Soo Ra yang tidak nyaman dengan pertanyaan Song In, ia menghampiri pelanggan yang baru datang. 
“aish, jelas-jelas tadi malam kau di peluk Yong Jin,” cletuk Song In. 
“nuguseyo? Siapa yang dipeuk Yong Jin? Neo?” tanya salah seorang pegawai yang mendengar perkataan Song In. 
“ah, anieyo, kau salah dengar..” jawab Song In yang langsung meninggalkan tempatnya berdiri.

“malam ini kita akan menyelesaikan shooting terakhir, besok kita akan berangkat ke luar negeri,” jelas Dong Hoon ketika Yong Jin akan berangkat keluar. 
“aku akan pergi dulu,” balas Yong Jin. 
“mworago? Shootingnya akan dimulai dua jam lagi, dari sini ketempat shooting ada satu setengah jam, hya! Yong Jin-ssi! Dwidollida!! Palli?!” teriak Dong Hoon. Yong Jin yang tak menghiraukan teriakan Dong Hoon, terus melangkahkan kakinya dan pergi meninggalkan Dong Hoon.
“baiklah, aku akan pulang terlebih dahulu, annyeong..” ucap Soo Ra. “ahh, Song In-aa, kau datang ke sungai han, disana ada orang yang menunggumu, kau bisa menggantikanku kan? Palliyo, dia menunggu,” lanjut Soo Ra yang langsung meninggalkan restoran. “ahh, pasti aku telat,” gumam Soo Ra yang menunggu bus.
“kau sudah datang, So-” ucapan Yong Jin terputus ketika orang yang dilihatnya bukanlah Soo Ra. “oh.. Kim Yong Jin-ssi, kenapa kau ada disini?” tanya Song In. “nuguseyo?” tanya Yong Jin. “ah ne, joheun Song Song In, tadi aku di suruh Park Soo Ra kemari, apa kau mengenalnya?” tanya Song In. Yong Jin hanya diam setelah mendengar jawaban Song In. Ia teringat akan kata-kata Shin Min siang tadi di sms “oppa, yeoja yang kau suka itu, ternyata dia sudah memiliki namjachingu,”.

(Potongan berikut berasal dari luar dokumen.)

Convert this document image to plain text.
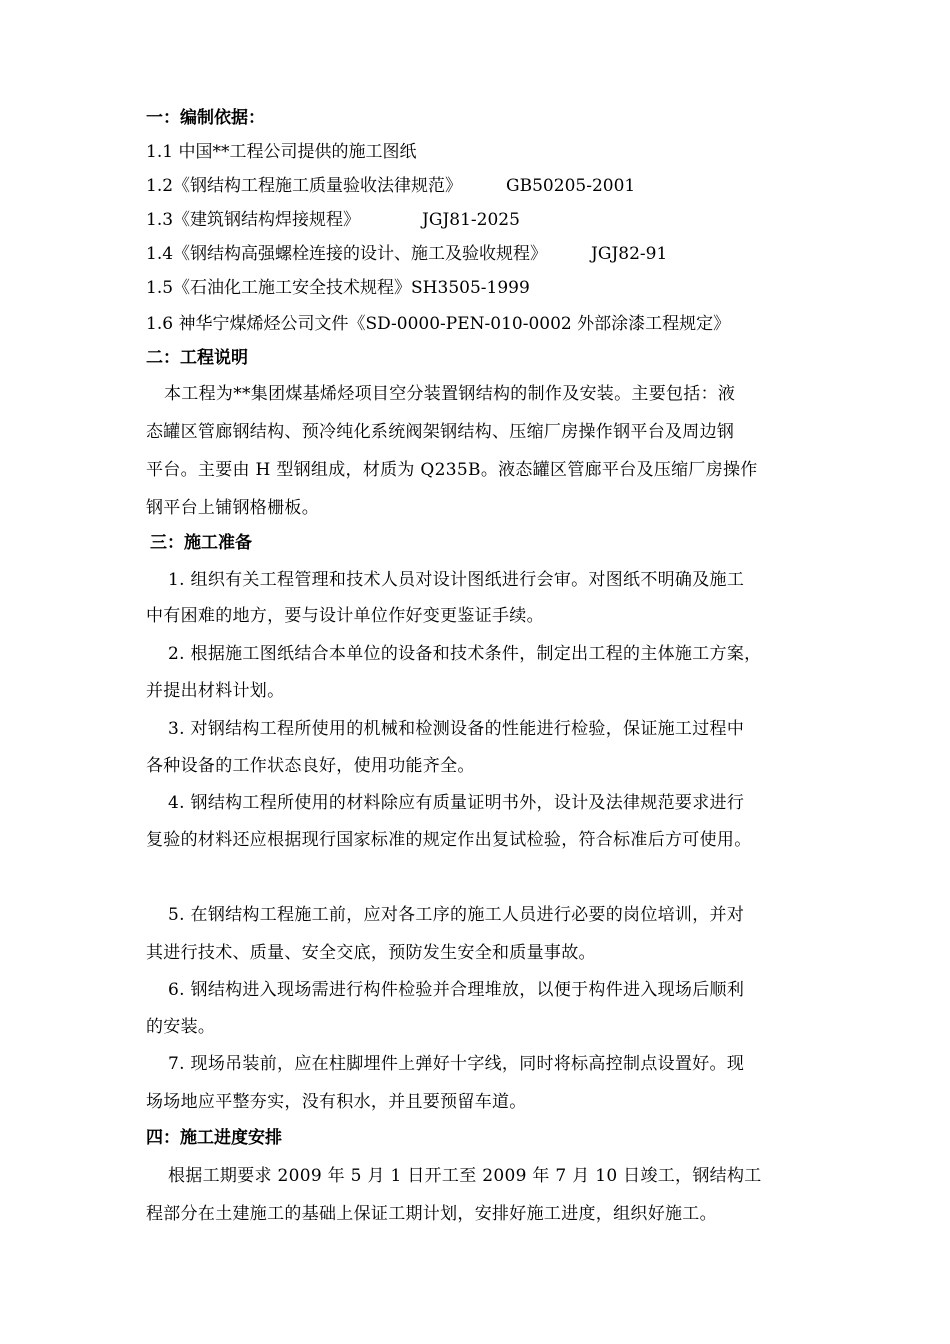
一：编制依据：
1.1 中国**工程公司提供的施工图纸
1.2《钢结构工程施工质量验收法律规范》	GB50205-2001
1.3《建筑钢结构焊接规程》	JGJ81-2025
1.4《钢结构高强螺栓连接的设计、施工及验收规程》	JGJ82-91
1.5《石油化工施工安全技术规程》SH3505-1999
1.6 神华宁煤烯烃公司文件《SD-0000-PEN-010-0002 外部涂漆工程规定》
二：工程说明
本工程为**集团煤基烯烃项目空分装置钢结构的制作及安装。主要包括：液
态罐区管廊钢结构、预冷纯化系统阀架钢结构、压缩厂房操作钢平台及周边钢
平台。主要由 H 型钢组成，材质为 Q235B。液态罐区管廊平台及压缩厂房操作
钢平台上铺钢格栅板。
三：施工准备
1. 组织有关工程管理和技术人员对设计图纸进行会审。对图纸不明确及施工
中有困难的地方，要与设计单位作好变更鉴证手续。
2. 根据施工图纸结合本单位的设备和技术条件，制定出工程的主体施工方案，
并提出材料计划。
3. 对钢结构工程所使用的机械和检测设备的性能进行检验，保证施工过程中
各种设备的工作状态良好，使用功能齐全。
4. 钢结构工程所使用的材料除应有质量证明书外，设计及法律规范要求进行
复验的材料还应根据现行国家标准的规定作出复试检验，符合标准后方可使用。
5. 在钢结构工程施工前，应对各工序的施工人员进行必要的岗位培训，并对
其进行技术、质量、安全交底，预防发生安全和质量事故。
6. 钢结构进入现场需进行构件检验并合理堆放，以便于构件进入现场后顺利
的安装。
7. 现场吊装前，应在柱脚埋件上弹好十字线，同时将标高控制点设置好。现
场场地应平整夯实，没有积水，并且要预留车道。
四：施工进度安排
根据工期要求 2009 年 5 月 1 日开工至 2009 年 7 月 10 日竣工，钢结构工
程部分在土建施工的基础上保证工期计划，安排好施工进度，组织好施工。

“jeosonghamnida, aku terlambat,” ucap Soo Ra ketika menghampiri tempat Yong Jin berdiri. Ketika membalikkan badan, Soo Ra terkejut, ternyata orang itu bukan Yong Jin. “bahasamu terlalu, ne gwenchana, arasseo, kaja..” ucap Lee Sang. “jamkaman,” panggil Soo Ra. “ne, bukankah kau kau kesini memang menemuiku? Apa ada orang lain?” tanya Lee Sang. Soo Ra terdiam sejenak, melihat sekeliling yang ternyata bukanlah sungai han tempat dimana Yong Jin menunggunya.